The Village of Taintsville

Residents who lived in the rural community between Chuluota and Oviedo lacked an identity, so they created one.

Entering Taintsville just before Lake Eva Drive on County Road 419 between Oviedo and Chuluota (Google Maps)

Before suburban sprawl gobbled up most of the wilderness that served as a buffer between towns, there were more “in between” areas in eastern Seminole County. For rural residents caught somewhere in the middle, it was sometimes hard to explain where exactly they lived.

This was an increasingly frustrating problem for early 1970s residents around Lake Eva, then about three miles east of Oviedo and a mile west of Chuluota. Packages sometimes were not delivered and giving directions was a challenge.

“We are tired of telling people we live behind the fire tower on the road that doesn’t have a name,” said local Theodore Peterson.

The idea of inventing their own town began to circulate among the 30 or so neighboring families.

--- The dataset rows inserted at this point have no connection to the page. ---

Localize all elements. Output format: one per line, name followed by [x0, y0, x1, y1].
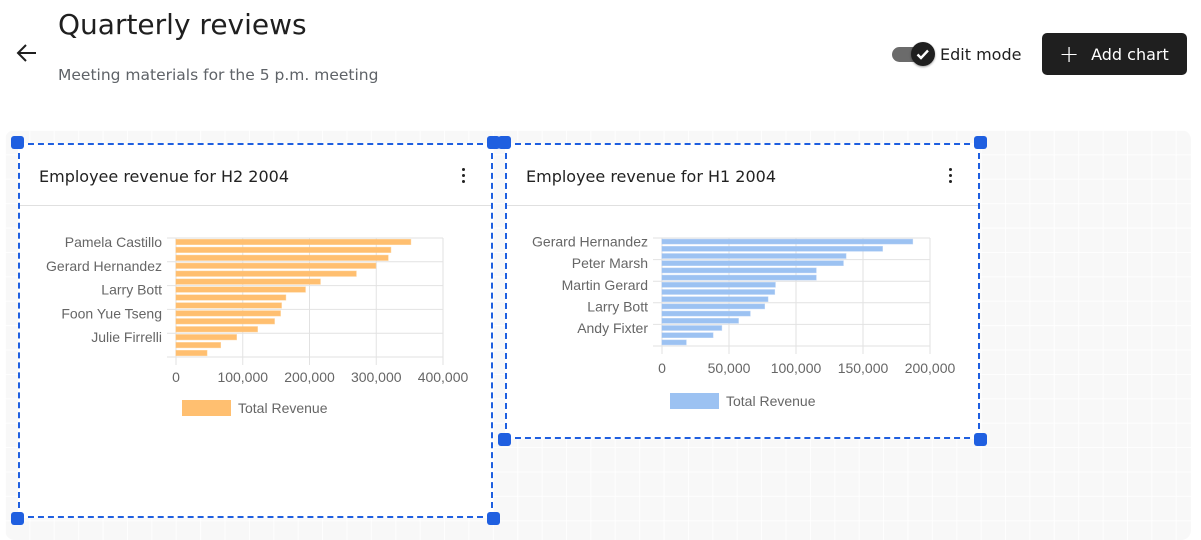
bar-chart: 0 100,000 200,000 300,000 400,000 Pamela Cast…	[46, 234, 469, 416]
bar	[175, 278, 321, 285]
y-category-label: Pamela Castillo	[65, 234, 162, 250]
kebab-menu-icon[interactable]	[944, 165, 956, 189]
back-arrow-icon[interactable]	[14, 40, 40, 66]
toggle-knob	[911, 42, 935, 66]
x-tick-label: 200,000	[284, 369, 335, 385]
y-category-label: Larry Bott	[101, 282, 162, 298]
card-divider	[20, 205, 491, 206]
add-chart-button[interactable]: + Add chart	[1042, 33, 1187, 75]
x-tick-label: 100,000	[217, 369, 268, 385]
bar	[175, 349, 208, 357]
y-category-label: Andy Fixter	[577, 320, 648, 336]
plus-icon: +	[1059, 40, 1080, 68]
resize-handle-bottom-left[interactable]	[498, 433, 511, 446]
resize-handle-top-right[interactable]	[974, 136, 987, 149]
bar	[661, 310, 751, 317]
x-tick-label: 0	[172, 369, 180, 385]
y-category-label: Martin Gerard	[562, 277, 648, 293]
bar	[661, 332, 714, 339]
bar	[175, 318, 275, 325]
bar	[175, 294, 287, 301]
legend-label: Total Revenue	[726, 393, 816, 409]
bar	[661, 267, 817, 274]
bar	[175, 342, 222, 349]
resize-handle-top-right[interactable]	[487, 136, 500, 149]
bar	[175, 326, 258, 333]
edit-mode-label: Edit mode	[940, 45, 1022, 64]
resize-handle-bottom-right[interactable]	[974, 433, 987, 446]
page-title: Quarterly reviews	[58, 8, 307, 41]
chart-card[interactable]: Employee revenue for H2 2004 0 100,000 200…	[11, 136, 500, 525]
x-tick-label: 400,000	[418, 369, 469, 385]
x-tick-label: 300,000	[351, 369, 402, 385]
bar	[661, 245, 883, 252]
y-category-label: Larry Bott	[587, 298, 648, 314]
y-category-label: Foon Yue Tseng	[61, 305, 162, 321]
y-category-label: Gerard Hernandez	[46, 258, 162, 274]
x-tick-label: 200,000	[905, 360, 956, 376]
y-category-label: Julie Firrelli	[91, 329, 162, 345]
x-tick-label: 50,000	[708, 360, 751, 376]
resize-handle-bottom-left[interactable]	[11, 512, 24, 525]
x-tick-label: 150,000	[838, 360, 889, 376]
check-icon	[916, 49, 929, 60]
bar	[175, 310, 281, 317]
edit-mode-toggle[interactable]	[892, 41, 936, 67]
kebab-menu-icon[interactable]	[457, 165, 469, 189]
bar	[175, 270, 357, 277]
legend-swatch	[182, 400, 231, 416]
card-divider	[507, 205, 978, 206]
bar	[175, 238, 412, 246]
bar	[175, 254, 389, 261]
bar	[661, 253, 847, 259]
add-chart-label: Add chart	[1091, 44, 1169, 64]
chart-card[interactable]: Employee revenue for H1 2004 0 50,000 100,…	[498, 136, 987, 446]
x-tick-label: 0	[658, 360, 666, 376]
card-title: Employee revenue for H1 2004	[526, 167, 777, 186]
card-title: Employee revenue for H2 2004	[39, 167, 290, 186]
legend-label: Total Revenue	[238, 400, 328, 416]
bar	[661, 281, 776, 288]
bar	[661, 274, 817, 281]
bar	[661, 289, 776, 295]
bar	[175, 334, 237, 341]
bar	[661, 296, 769, 303]
bar	[175, 286, 306, 293]
bar	[661, 317, 739, 324]
page-subtitle: Meeting materials for the 5 p.m. meeting	[58, 66, 379, 84]
bar	[175, 302, 282, 309]
resize-handle-top-left[interactable]	[498, 136, 511, 149]
y-category-label: Peter Marsh	[572, 255, 648, 271]
y-category-label: Gerard Hernandez	[532, 234, 648, 250]
bar	[175, 246, 392, 253]
resize-handle-top-left[interactable]	[11, 136, 24, 149]
bar	[661, 303, 766, 310]
resize-handle-bottom-right[interactable]	[487, 512, 500, 525]
legend-swatch	[670, 393, 719, 409]
bar-chart: 0 50,000 100,000 150,000 200,000 Gerard Herna…	[532, 234, 956, 409]
x-tick-label: 100,000	[771, 360, 822, 376]
bar	[661, 238, 914, 245]
bar	[661, 339, 687, 346]
bar	[175, 262, 377, 269]
bar	[661, 260, 844, 267]
bar	[661, 325, 723, 331]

It was said jokingly at first, but the suggestion got progressively more serious. They had no desire to formally incorporate; they just wanted to live somewhere. Besides that, they wanted to remain distinct from the two larger towns that sandwiched them — especially from fast-growing Oviedo, which seemed to have annexation fever.

In one such conversation, then-teenager Boyd Best was tending the yard of Les and Mary Gross. He complained about the difficulties of telling friends where you live when you live nowhere.

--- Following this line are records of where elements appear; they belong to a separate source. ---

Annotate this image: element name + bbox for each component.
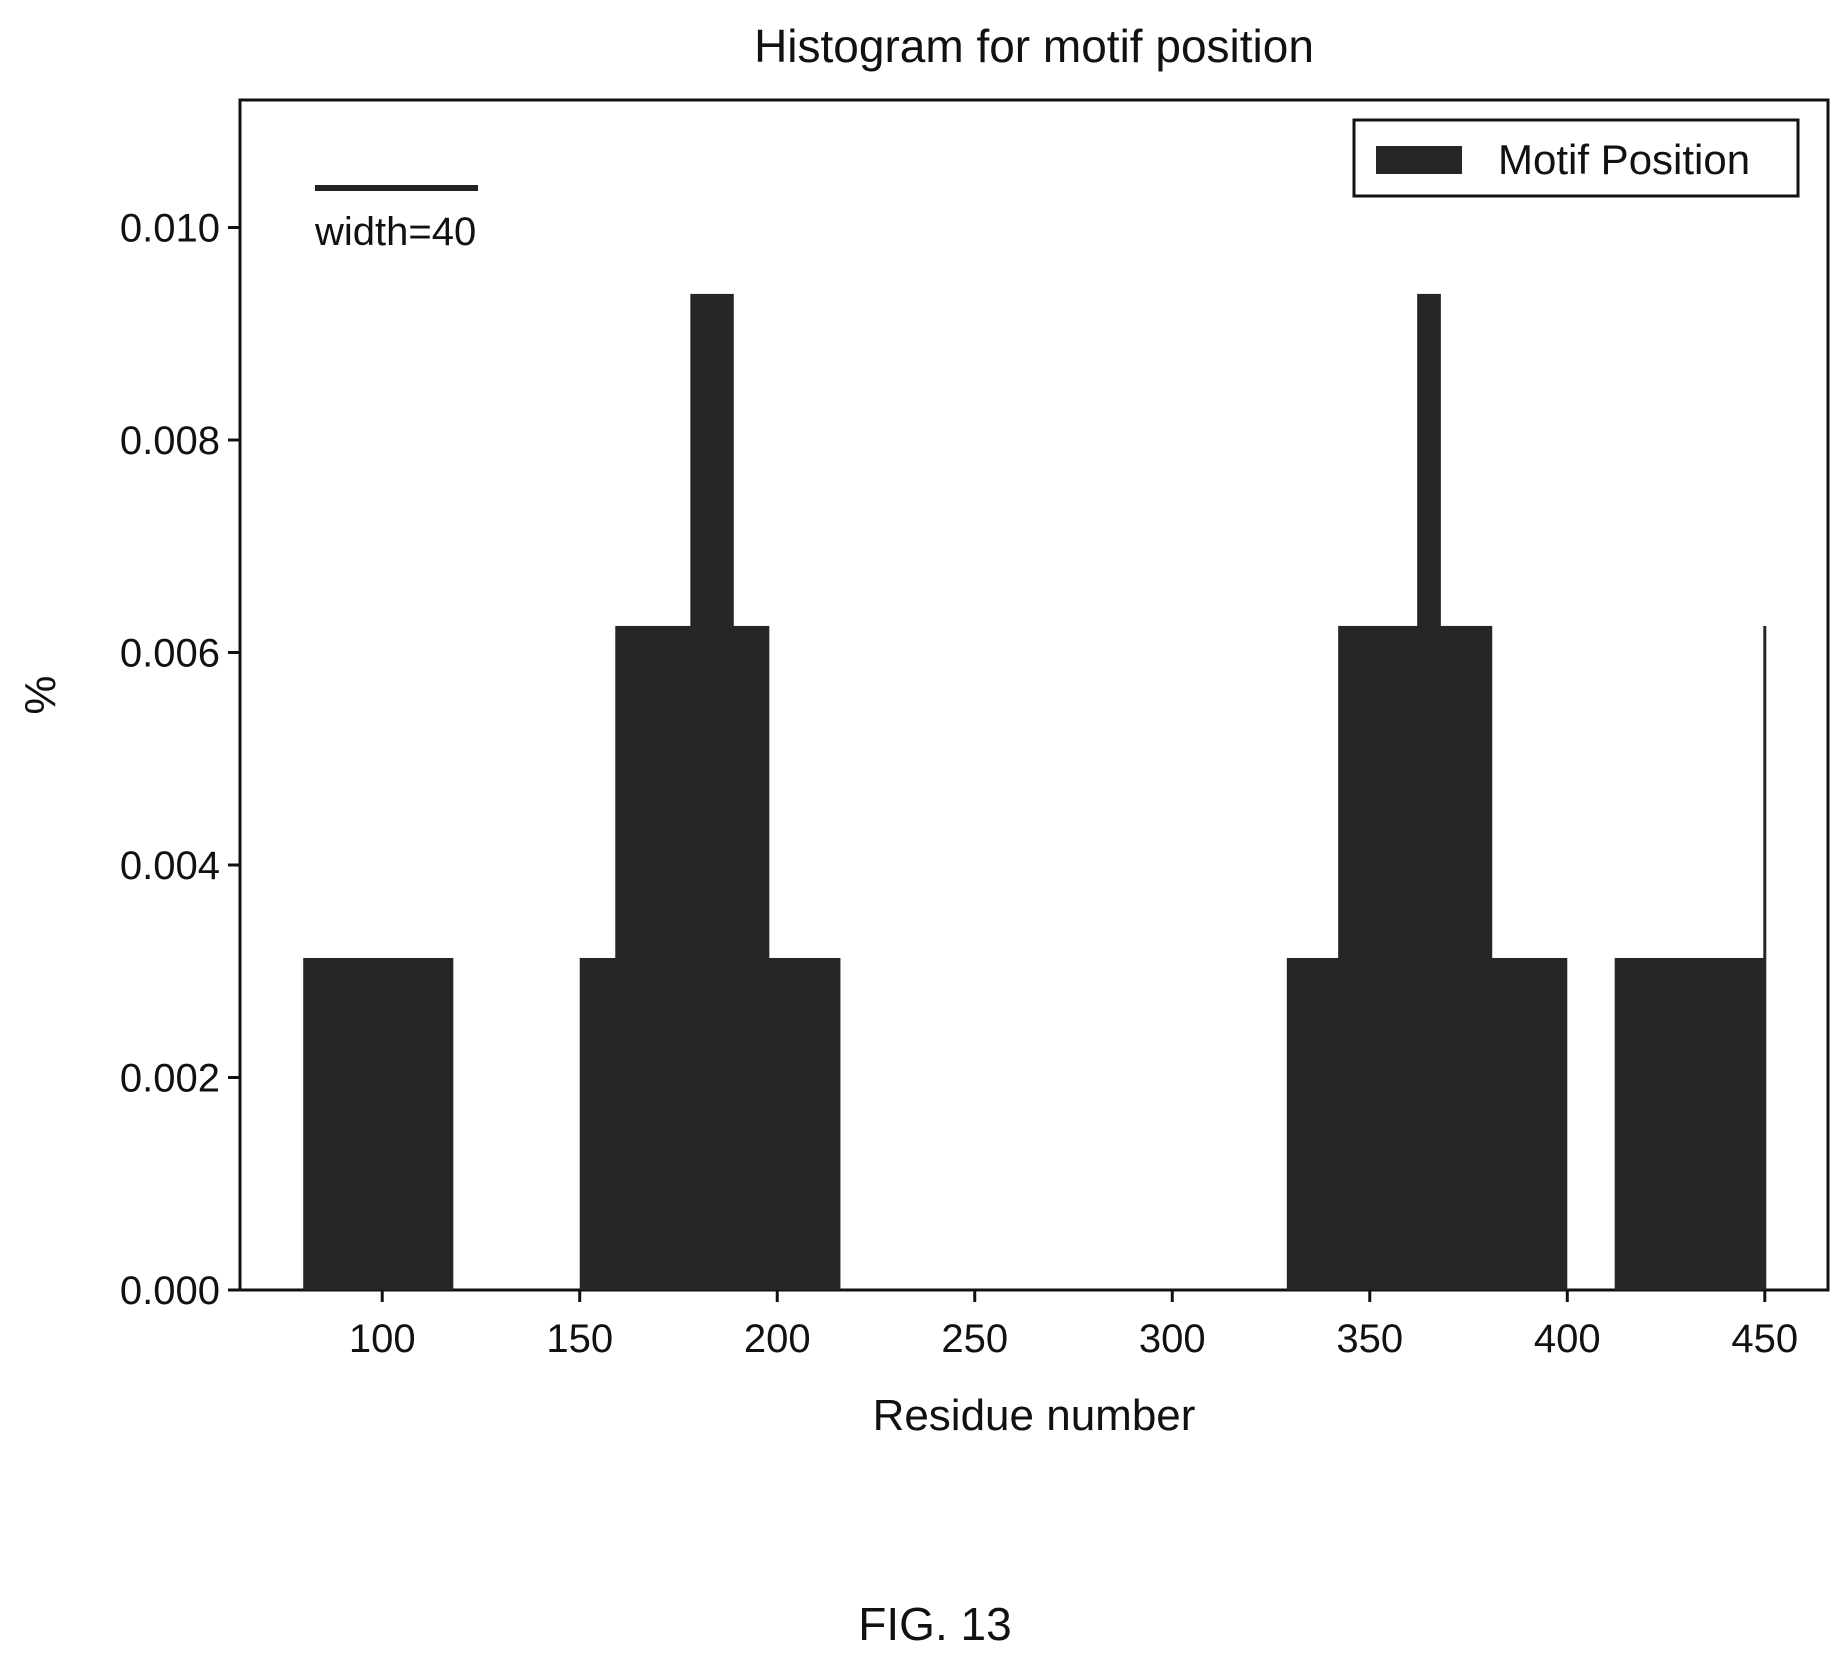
histogram-bar [1338, 625, 1493, 1290]
y-tick-label: 0.010 [120, 207, 220, 251]
width-annotation: width=40 [314, 210, 476, 254]
histogram-bar [690, 293, 734, 1290]
histogram-bar [303, 957, 454, 1290]
x-axis-label: Residue number [873, 1391, 1196, 1440]
y-axis-ticks: 0.000 0.002 0.004 0.006 0.008 0.010 [120, 207, 240, 1313]
plot-frame [238, 98, 1830, 1292]
x-tick-label: 100 [349, 1317, 416, 1361]
x-tick-label: 400 [1534, 1317, 1601, 1361]
figure-caption: FIG. 13 [858, 1598, 1011, 1650]
x-tick-label: 200 [744, 1317, 811, 1361]
legend-swatch [1376, 146, 1462, 174]
histogram-bars [303, 293, 1767, 1290]
x-axis-ticks: 100 150 200 250 300 350 400 450 [349, 1290, 1798, 1361]
histogram-bar [1614, 957, 1765, 1290]
legend: Motif Position [1352, 118, 1800, 198]
y-tick-label: 0.008 [120, 419, 220, 463]
x-tick-label: 250 [941, 1317, 1008, 1361]
x-tick-label: 350 [1336, 1317, 1403, 1361]
y-tick-label: 0.006 [120, 632, 220, 676]
y-axis-label: % [16, 675, 65, 714]
x-tick-label: 450 [1731, 1317, 1798, 1361]
y-tick-label: 0.004 [120, 844, 220, 888]
legend-label: Motif Position [1498, 136, 1750, 183]
y-tick-label: 0.000 [120, 1269, 220, 1313]
x-tick-label: 300 [1139, 1317, 1206, 1361]
chart-title: Histogram for motif position [754, 20, 1314, 72]
histogram-bar [1417, 293, 1441, 1290]
x-tick-label: 150 [546, 1317, 613, 1361]
y-tick-label: 0.002 [120, 1057, 220, 1101]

“We ‘tain’t in Chuluota and it ‘tain’t in Oviedo either!” he exclaimed. And with that simple utterance, “Taintsville” was born.

Word quickly spread, and the locals embraced the name. All were eager to make it stick. The Gross and Cochran families went in together and ordered two highway signs for $50 each from a company in Texas. Another neighbor, Ted Peterson, contributed some concrete.

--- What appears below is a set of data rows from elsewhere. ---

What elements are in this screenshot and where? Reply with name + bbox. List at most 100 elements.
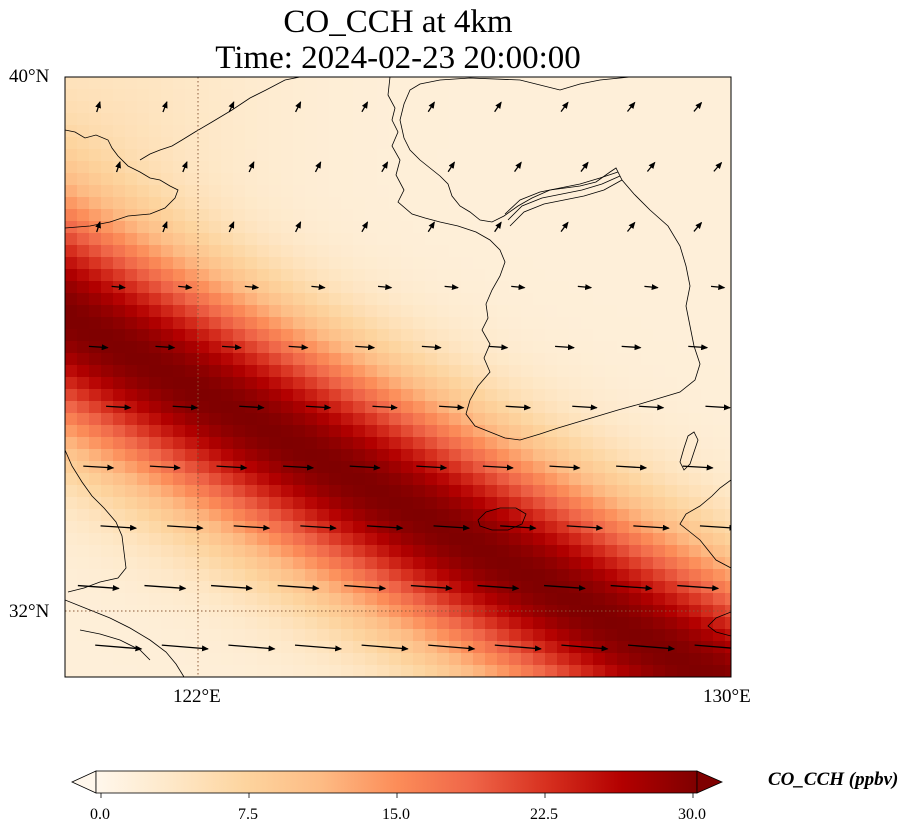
field-cell [305,245,318,258]
field-cell [629,389,642,402]
field-cell [101,149,114,162]
field-cell [149,257,162,270]
wind-arrow [427,101,435,113]
field-cell [245,353,258,366]
field-cell [449,293,462,306]
field-cell [629,593,642,606]
field-cell [101,269,114,282]
field-cell [509,653,522,666]
field-cell [77,221,90,234]
field-cell [509,101,522,114]
field-cell [461,77,474,90]
field-cell [161,449,174,462]
field-cell [293,557,306,570]
field-cell [401,413,414,426]
wind-arrow [511,284,526,291]
field-cell [701,257,714,270]
field-cell [617,401,630,414]
field-cell [545,209,558,222]
field-cell [545,389,558,402]
wind-arrow [447,161,455,173]
wind-arrow [95,220,101,233]
field-cell [401,341,414,354]
field-cell [281,317,294,330]
field-cell [653,329,666,342]
field-cell [545,473,558,486]
field-cell [209,401,222,414]
field-cell [461,473,474,486]
field-cell [65,233,78,246]
field-cell [641,329,654,342]
field-cell [641,617,654,630]
field-cell [689,605,702,618]
field-cell [125,113,138,126]
field-cell [593,137,606,150]
field-cell [65,257,78,270]
field-cell [281,329,294,342]
field-cell [425,137,438,150]
field-cell [245,125,258,138]
field-cell [485,305,498,318]
field-cell [485,389,498,402]
field-cell [581,461,594,474]
field-cell [533,113,546,126]
field-cell [209,617,222,630]
field-cell [197,77,210,90]
field-cell [305,437,318,450]
field-cell [485,161,498,174]
field-cell [197,425,210,438]
field-cell [497,389,510,402]
field-cell [557,269,570,282]
wind-arrow [693,101,703,112]
field-cell [245,317,258,330]
field-cell [161,377,174,390]
field-cell [293,281,306,294]
field-cell [257,593,270,606]
wind-arrow [77,584,120,592]
field-cell [365,437,378,450]
field-cell [161,401,174,414]
field-cell [173,545,186,558]
field-cell [137,197,150,210]
field-cell [473,101,486,114]
field-cell [713,473,726,486]
field-cell [617,569,630,582]
field-cell [605,605,618,618]
field-cell [77,101,90,114]
field-cell [581,377,594,390]
field-cell [293,269,306,282]
field-cell [485,593,498,606]
field-cell [689,89,702,102]
field-cell [677,149,690,162]
field-cell [137,149,150,162]
field-cell [413,101,426,114]
field-cell [149,161,162,174]
field-cell [413,269,426,282]
field-cell [77,209,90,222]
field-cell [557,557,570,570]
field-cell [329,281,342,294]
field-cell [257,605,270,618]
field-cell [221,629,234,642]
field-cell [593,77,606,90]
field-cell [461,257,474,270]
field-cell [689,365,702,378]
field-cell [281,377,294,390]
field-cell [269,233,282,246]
field-cell [101,173,114,186]
field-cell [185,161,198,174]
field-cell [437,497,450,510]
field-cell [605,629,618,642]
field-cell [437,257,450,270]
field-cell [617,437,630,450]
field-cell [197,461,210,474]
field-cell [545,413,558,426]
field-cell [545,245,558,258]
field-cell [173,173,186,186]
field-cell [101,665,114,677]
field-cell [485,461,498,474]
field-cell [725,509,731,522]
field-cell [233,449,246,462]
field-cell [581,449,594,462]
field-cell [293,449,306,462]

One dark Sunday night, the posse of town founders headed out after midnight. Stealthily, they installed the markers one mile apart on either side of the unauthorized village limits.

A survey crew had been working in the area that week. They were rightfully confused when they returned to their task that Monday morning. Were they even in the right place?

“When the survey crew came back,” Mary Gross recalled, “they didn’t know what to think. Here they were in a town that didn’t exist when they left!”

Mrs. Gifford Cochran split the cost of the sign with Mary Gross

For a few days, county and state bureaucrats weren’t sure what to think about the mysterious new hamlet. The signage looked professional enough, and each assumed the other had placed it. About a week later, the jig was up, and the government removed the signs.

The 30 families of the would-be town refused to give up so easily. In the fall of 1971, they began circulating a petition. Finally, the crew got their chance. Commissioner Greg Drummond met with the townspeople at the old fire tower and agreed to add their request to the Commission’s December 14th meeting agenda.

The informal organization, representing the majority of the prospective town’s inhabitants, showed up in force, and apparently, they were quite convincing. The board agreed to recognize the 700-acre area as “Taintsville.”

Rand McNally caught on not long after that, and the Village of Taintsville was added to its famed maps. With boundaries encompassing both sides of the highway and over one square mile in total area, original Taintsville claimed a population of 80 citizens.

Emboldened by their success, residents thought, why not name the roads too? Another sign was secretly erected on an unnamed dirt road that ran through the village. A hand-painted sign labeled the path “Tainta Road.” However, the county wasn’t as eager to humor local comedians this time, and it was soon redubbed “Old Chuluota Road.”

Over the years, the town has had at least two de facto mayors. The first was Alfred Best (father of the boy who came up with the name), who had lived there since 1942. Then there was Les Gross, perhaps the most prominent resident, who “served” in the purely imaginary role until his death in 1988.

Besides its unique name, the most notable thing in town happened before the moniker. Legendary poet Robert Frost was a friend and frequent guest of Robert Lamont (former editor of The Atlantic) and his family on Lake Eva during the fifties and early sixties.

Today, the village is a rural island amid the suburbs. The independent spirit of its founders still lives on with current residents. Its multi-acre homesteads starkly contrast to the planned neighborhoods abutting it on three sides. The city limits of Oviedo have come right up to its borders, but annexation and development have so far been chiefly averted.

Can Taintsville survive continued urbanization? Will locals allow the name to stand despite the unfortunate modern appropriation of its root word? Time will tell!